Even worse, the government admitted that it has accessed Mr. Goodwin’s Megaupload account and reviewed the content of his files. By doing so, the government has taken a significant and frightening step. It apparently searched through the data it seized for one purpose when its target was Megaupload in order to use it against Mr. Goodwin, someone who was hurt by its actions but who is plainly not the target of any criminal investigation, much less the one against Megaupload. This is, of course, a bald attempt to shift the focus to Mr. Goodwin, trying to distract both the press and the Court from the government’s failure to take any steps, much less the reasonable steps required by law, to protect the property rights of third parties either before a warrant was executed or afterward. And of course, if the government is so well positioned that it can to search through Mr. Goodwin’s files and opine on their content—and it is not at all clear that this second search was authorized—presumably it can also find a way to return them.

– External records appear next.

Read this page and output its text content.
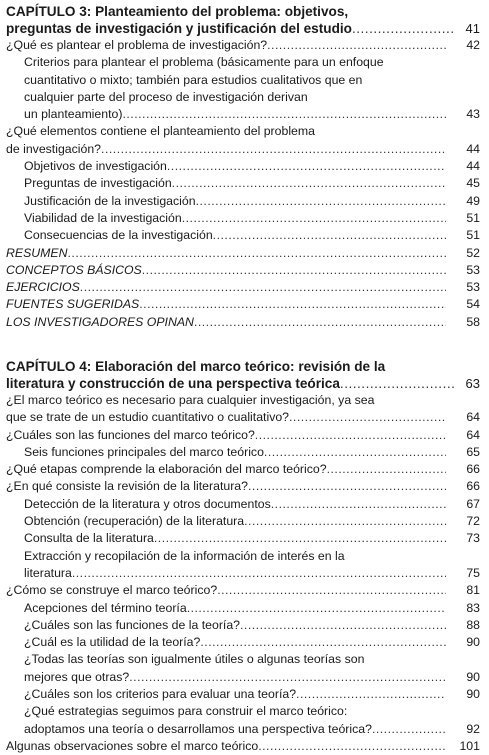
CAPÍTULO 3: Planteamiento del problema: objetivos,
preguntas de investigación y justificación del estudio .....	41
¿Qué es plantear el problema de investigación? .....	42
Criterios para plantear el problema (básicamente para un enfoque
cuantitativo o mixto; también para estudios cualitativos que en
cualquier parte del proceso de investigación derivan
un planteamiento) .....	43
¿Qué elementos contiene el planteamiento del problema
de investigación? .....	44
Objetivos de investigación .....	44
Preguntas de investigación .....	45
Justificación de la investigación .....	49
Viabilidad de la investigación .....	51
Consecuencias de la investigación .....	51
RESUMEN .....	52
CONCEPTOS BÁSICOS .....	53
EJERCICIOS .....	53
FUENTES SUGERIDAS .....	54
LOS INVESTIGADORES OPINAN .....	58
CAPÍTULO 4: Elaboración del marco teórico: revisión de la
literatura y construcción de una perspectiva teórica .....	63
¿El marco teórico es necesario para cualquier investigación, ya sea
que se trate de un estudio cuantitativo o cualitativo? .....	64
¿Cuáles son las funciones del marco teórico? .....	64
Seis funciones principales del marco teórico .....	65
¿Qué etapas comprende la elaboración del marco teórico? .....	66
¿En qué consiste la revisión de la literatura? .....	66
Detección de la literatura y otros documentos .....	67
Obtención (recuperación) de la literatura .....	72
Consulta de la literatura .....	73
Extracción y recopilación de la información de interés en la
literatura .....	75
¿Cómo se construye el marco teórico? .....	81
Acepciones del término teoría .....	83
¿Cuáles son las funciones de la teoría? .....	88
¿Cuál es la utilidad de la teoría? .....	90
¿Todas las teorías son igualmente útiles o algunas teorías son
mejores que otras? .....	90
¿Cuáles son los criterios para evaluar una teoría? .....	90
¿Qué estrategias seguimos para construir el marco teórico:
adoptamos una teoría o desarrollamos una perspectiva teórica? .....	92
Algunas observaciones sobre el marco teórico .....	101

But in addition, the government’s approach should terrify any user of cloud computer services—not to mention the providers. The government maintains that Mr. Goodwin lost his property rights in his data by storing it on a cloud computing service. Specifically, the government argues that both the contract between Megaupload and Mr. Goodwin (a standard cloud computing contract) and the contract between Megaupload and the server host, Carpathia (also a standard agreement), “likely limit any property interest he may have” in his data. (Page 4). If the government is right, no provider can both protect itself against sudden losses (like those due to a hurricane) and also promise its customers that their property rights will be maintained when they use the service. Nor can they promise that their property might not suddenly disappear, with no reasonable way to get it back if the government comes in with a warrant. Apparently your property rights “become severely limited” if you allow someone else to host your data under standard cloud computing arrangements. This argument isn’t limited in any way to Megaupload — it would apply if the third party host was Amazon’s A3 or Google Apps or or Apple iCloud.

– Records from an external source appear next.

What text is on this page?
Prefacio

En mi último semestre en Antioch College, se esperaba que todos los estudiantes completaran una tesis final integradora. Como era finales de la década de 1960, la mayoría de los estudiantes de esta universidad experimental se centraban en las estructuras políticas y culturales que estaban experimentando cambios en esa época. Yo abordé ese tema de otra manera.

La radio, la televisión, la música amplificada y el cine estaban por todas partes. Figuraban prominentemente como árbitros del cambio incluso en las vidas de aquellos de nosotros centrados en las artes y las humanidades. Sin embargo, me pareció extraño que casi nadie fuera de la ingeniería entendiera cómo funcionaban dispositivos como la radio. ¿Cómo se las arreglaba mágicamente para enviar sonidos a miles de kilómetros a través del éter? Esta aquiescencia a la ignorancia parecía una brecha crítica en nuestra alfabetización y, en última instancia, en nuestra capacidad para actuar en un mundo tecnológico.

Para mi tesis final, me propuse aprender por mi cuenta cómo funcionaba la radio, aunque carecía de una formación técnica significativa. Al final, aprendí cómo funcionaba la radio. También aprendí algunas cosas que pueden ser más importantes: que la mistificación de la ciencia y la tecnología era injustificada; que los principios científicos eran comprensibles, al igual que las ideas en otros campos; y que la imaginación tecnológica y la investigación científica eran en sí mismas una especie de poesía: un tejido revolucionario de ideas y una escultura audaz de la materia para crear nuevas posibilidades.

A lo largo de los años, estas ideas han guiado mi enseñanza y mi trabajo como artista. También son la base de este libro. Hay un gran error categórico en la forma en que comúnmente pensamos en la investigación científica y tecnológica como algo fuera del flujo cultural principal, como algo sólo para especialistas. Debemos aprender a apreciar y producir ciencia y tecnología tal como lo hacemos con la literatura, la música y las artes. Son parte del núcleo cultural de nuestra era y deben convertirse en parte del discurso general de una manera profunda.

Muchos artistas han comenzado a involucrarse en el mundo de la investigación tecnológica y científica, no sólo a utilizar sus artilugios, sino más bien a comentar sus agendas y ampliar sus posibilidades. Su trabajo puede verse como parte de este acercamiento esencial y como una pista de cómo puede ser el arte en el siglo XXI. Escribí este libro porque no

The government’s tactics here also demonstrate another chilling thing — if users do try to get their property back, the government won’t hesitate to comb through their property to try to find an argument to use against them. The government also seeks to place a virtually insurmountable practical burden on users by asking the court to do a slow-walking, multi-step process that takes place in a far away court. Most third parties who use cloud computing services to store their business records or personal information are not in a position to attend even one court appearance in Virginia, much less the multiple ones the government envisions in its submission to the court.
Ultimately, if the government doesn’t feel any obligation to respect the rights of Megaupload’s customers—and it clearly doesn’t—it’s not going to suddenly feel differently if the target of its next investigation is a more mainstream service. The scope of its seizure here was breathtaking and they took no steps to engage in what the law calls “minimization,” either before its searches and seizures or afterwards, by taking steps to return property to cloud computing users who it knew would be hurt. And now the government is trying to use standard contractual language to argue that any user of a cloud computing service has, at best, “severely limited” ownership rights in their property.
Those who have been watching on the sidelines thinking that the issues in this case are just about Megaupload should take heed.